The gold bugs have still not thrown in the towel, despite bullion being a disappointing performer for a couple of months now.

And that's not a good sign from a contrarian point of view.

To review: From a mid-February high of $1,354, spot gold fell last week to as low as $1,272 -- a 6% drop in less than three months' time. Despite this sizeable decline, the short-term gold timers I monitor are, on balance, relatively sanguine. Instead of becoming pessimistic and dejected, which is their usual pattern in the face of pronounced market weakness, they have only modestly and begrudgingly reduced their recommended gold market exposure levels.

As a result, gold market contrarians remain on the sidelines, patiently waiting for the timers' aggressive bearishness -- a "Wall of Worry," if you will, that constitutes a fat pitch contrarian buy signal.

Consider the average recommended gold market exposure level among the gold timers I monitor, as measured by the Hulbert Gold Newsletter Sentiment Index (HGNSI). This average currently stands at minus 2%, which means that the typical gold timer is allocating 98% of his gold-oriented trading portfolio to cash and just 2% to going short. (Full disclosure: A division of my company calculates the HGNSI and offers the data by subscription.)

In other words, the average gold timer is almost completely out of the market. Though the timers' average exposure level is a lot lower than the +65% reading that was registered in mid-February, it still is well above the minus 30% readings that, historically, have accompanied the best trading opportunities.

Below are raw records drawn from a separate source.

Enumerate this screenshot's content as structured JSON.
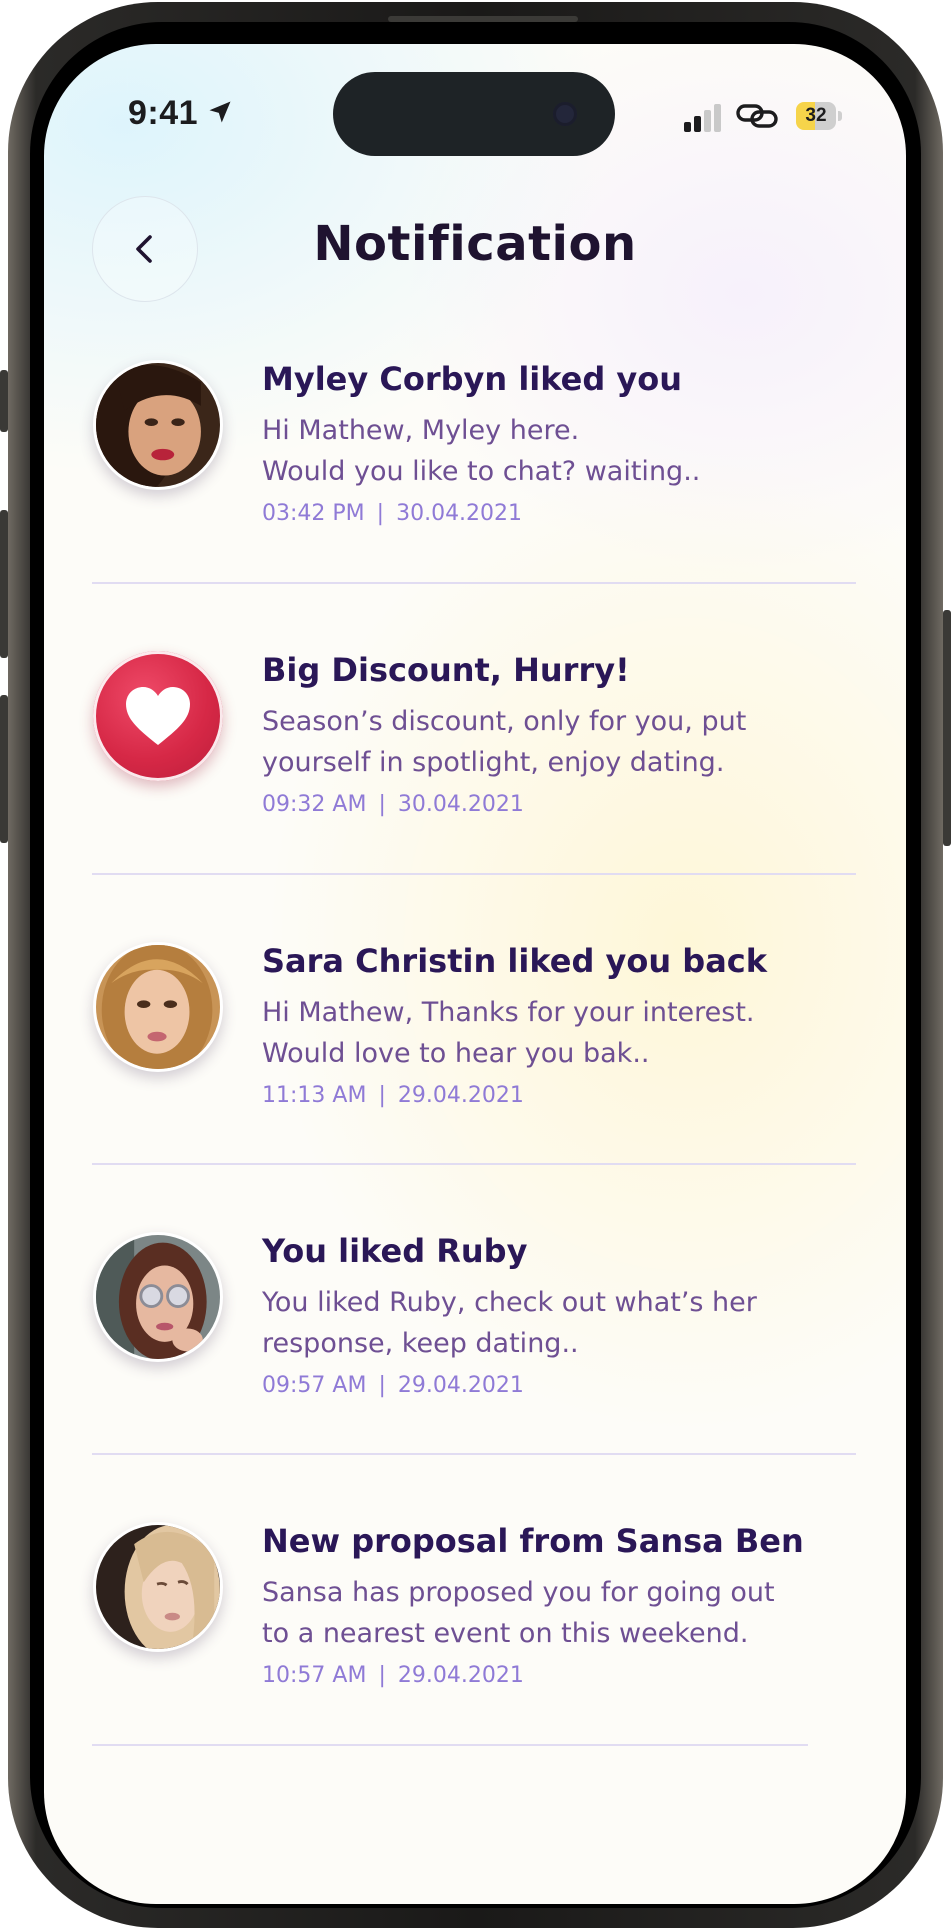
{
  "status_bar": {
    "time": "9:41",
    "battery": "32",
    "icons": [
      "location-arrow-icon",
      "cellular-signal-icon",
      "link-icon",
      "battery-icon"
    ]
  },
  "header": {
    "title": "Notification",
    "back_icon": "chevron-left-icon"
  },
  "colors": {
    "title": "#1f1330",
    "item_title": "#2a1757",
    "item_body": "#6e4f93",
    "item_meta": "#8f7ad6",
    "divider": "#e1dcf2",
    "heart_badge": "#d62846"
  },
  "notifications": [
    {
      "icon": "avatar",
      "title": "Myley Corbyn liked you",
      "body": [
        "Hi Mathew, Myley here.",
        "Would you like to chat? waiting.."
      ],
      "time": "03:42 PM",
      "date": "30.04.2021"
    },
    {
      "icon": "heart-icon",
      "title": "Big Discount, Hurry!",
      "body": [
        "Season’s discount, only for you, put",
        "yourself in spotlight, enjoy dating."
      ],
      "time": "09:32 AM",
      "date": "30.04.2021"
    },
    {
      "icon": "avatar",
      "title": "Sara Christin liked you back",
      "body": [
        "Hi Mathew, Thanks for your interest.",
        "Would love to hear you bak.."
      ],
      "time": "11:13 AM",
      "date": "29.04.2021"
    },
    {
      "icon": "avatar",
      "title": "You liked Ruby",
      "body": [
        "You liked Ruby, check out what’s her",
        "response, keep dating.."
      ],
      "time": "09:57 AM",
      "date": "29.04.2021"
    },
    {
      "icon": "avatar",
      "title": "New proposal from Sansa Ben",
      "body": [
        "Sansa has proposed you for going out",
        "to a nearest event on this weekend."
      ],
      "time": "10:57 AM",
      "date": "29.04.2021"
    }
  ]
}
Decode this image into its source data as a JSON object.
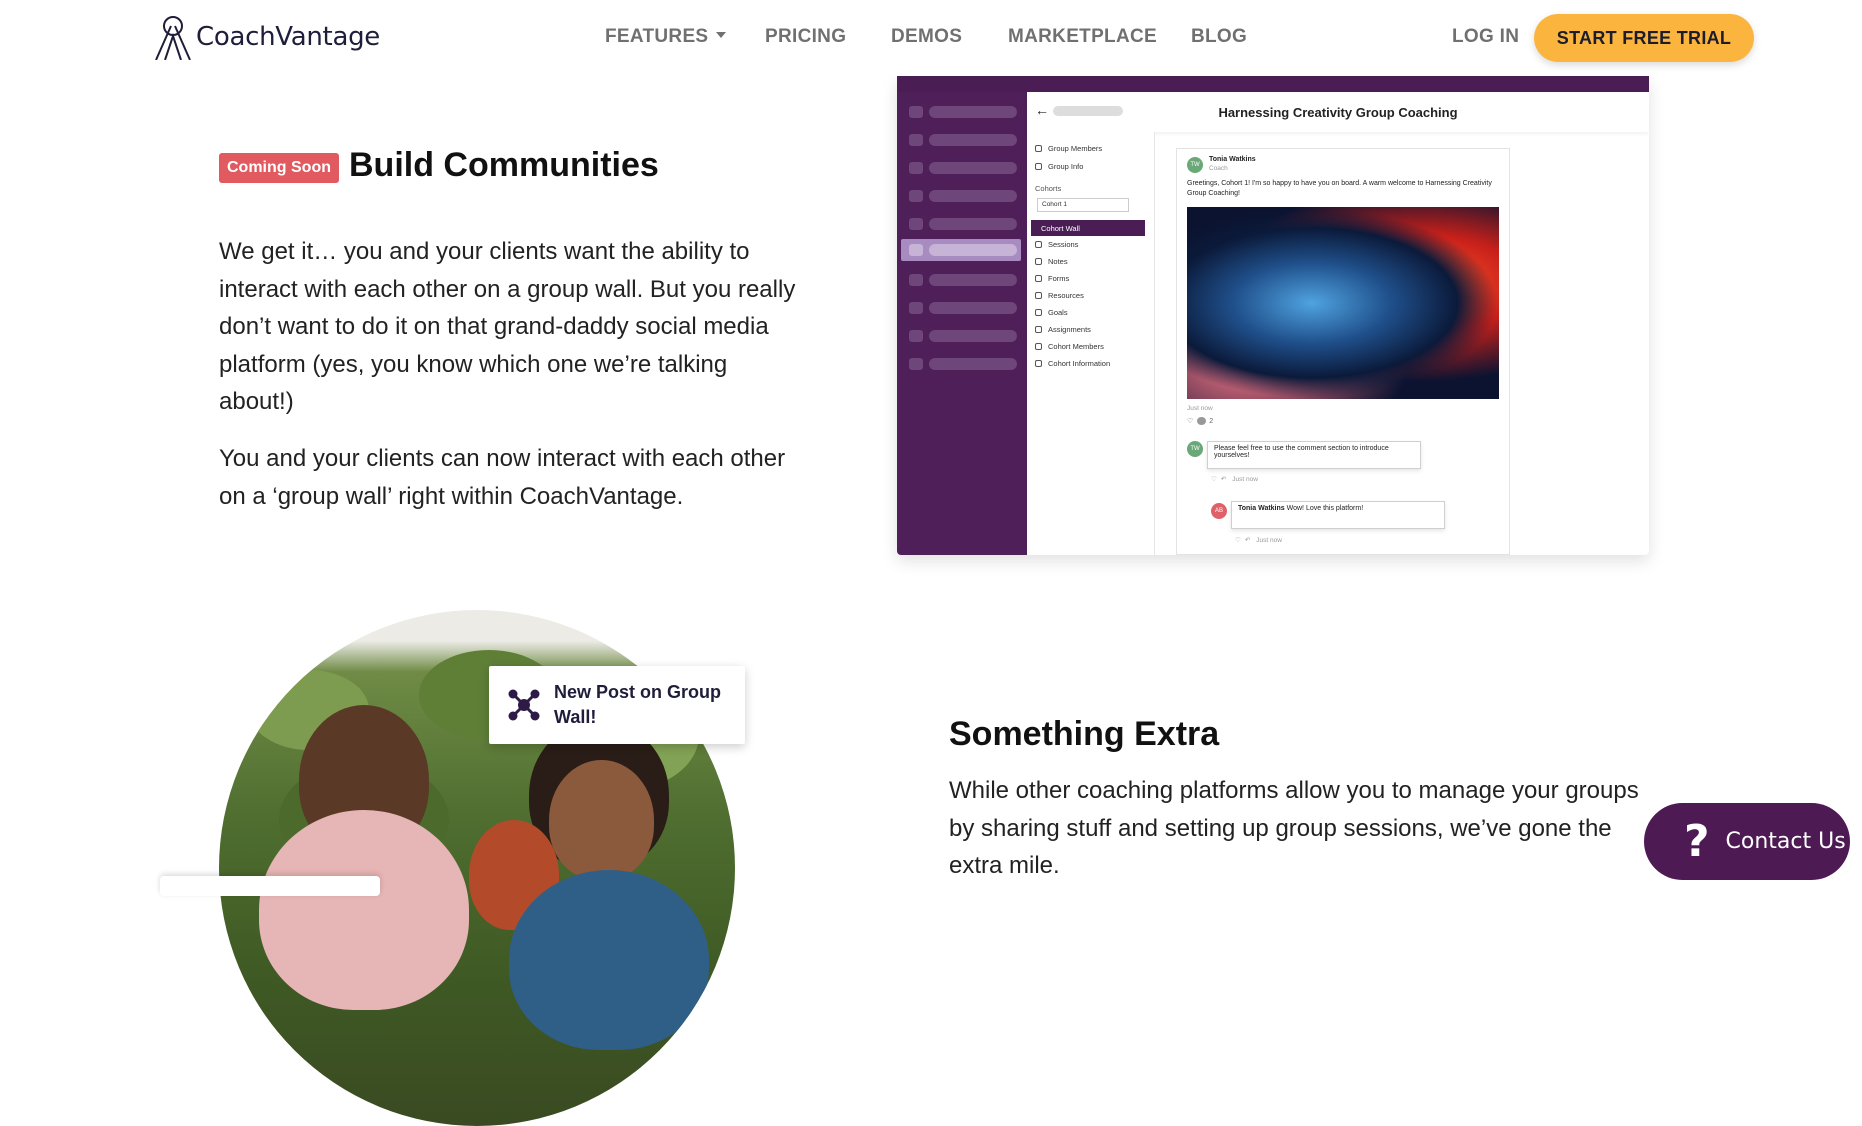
{
  "nav": {
    "logo": "CoachVantage",
    "items": [
      "FEATURES",
      "PRICING",
      "DEMOS",
      "MARKETPLACE",
      "BLOG"
    ],
    "login": "LOG IN",
    "cta": "START FREE TRIAL"
  },
  "section1": {
    "badge": "Coming Soon",
    "heading": "Build Communities",
    "p1": "We get it… you and your clients want the ability to interact with each other on a group wall. But you really don’t want to do it on that grand-daddy social media platform (yes, you know which one we’re talking about!)",
    "p2": "You and your clients can now interact with each other on a ‘group wall’ right within CoachVantage."
  },
  "app": {
    "title": "Harnessing Creativity Group Coaching",
    "menu": {
      "group_members": "Group Members",
      "group_info": "Group Info",
      "cohorts": "Cohorts",
      "cohort_select": "Cohort 1",
      "active": "Cohort Wall",
      "items": [
        "Sessions",
        "Notes",
        "Forms",
        "Resources",
        "Goals",
        "Assignments",
        "Cohort Members",
        "Cohort Information"
      ]
    },
    "post": {
      "author_initials": "TW",
      "author": "Tonia Watkins",
      "role": "Coach",
      "text": "Greetings, Cohort 1! I'm so happy to have you on board. A warm welcome to Harnessing Creativity Group Coaching!",
      "time": "Just now",
      "comment_count": "2",
      "comment1": "Please feel free to use the comment section to introduce yourselves!",
      "comment1_time": "Just now",
      "reply_initials": "AB",
      "reply_author": "Tonia Watkins",
      "reply_text": "Wow! Love this platform!",
      "reply_time": "Just now"
    }
  },
  "section2": {
    "notification": "New Post on Group Wall!",
    "heading": "Something Extra",
    "p1": "While other coaching platforms allow you to manage your groups by sharing stuff and setting up group sessions, we’ve gone the extra mile."
  },
  "contact": {
    "label": "Contact Us"
  },
  "colors": {
    "accent": "#fbb53f",
    "brand_purple": "#4d1a54",
    "badge": "#e05a5f"
  }
}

In case you think that this recitation of recent history is nothing more than contrarians playing Monday-morning quarterback, let me remind you that in early February, just two weeks before what turns out to be gold bullion's high for the year to date, I reported that a contrarian analysis of gold market sentiment led to the conclusion that gold bulls "have reason to worry," given that the gold timing community had become "irrationally exuberant."

Let me go out of my way to emphasize, however, that contrarian analysis isn't always right. And, even when it is right, its explanatory power is best measured in weeks rather than months or years. That means that current gold market sentiment tells us nothing about where gold may end calendar 2019, much less in 2020 and beyond. It could very well be that gold is going much, much higher, for example.

But, to the extent contrarian analysis is right, a better, lower-risk buying opportunity on the path to those higher levels is still in our future.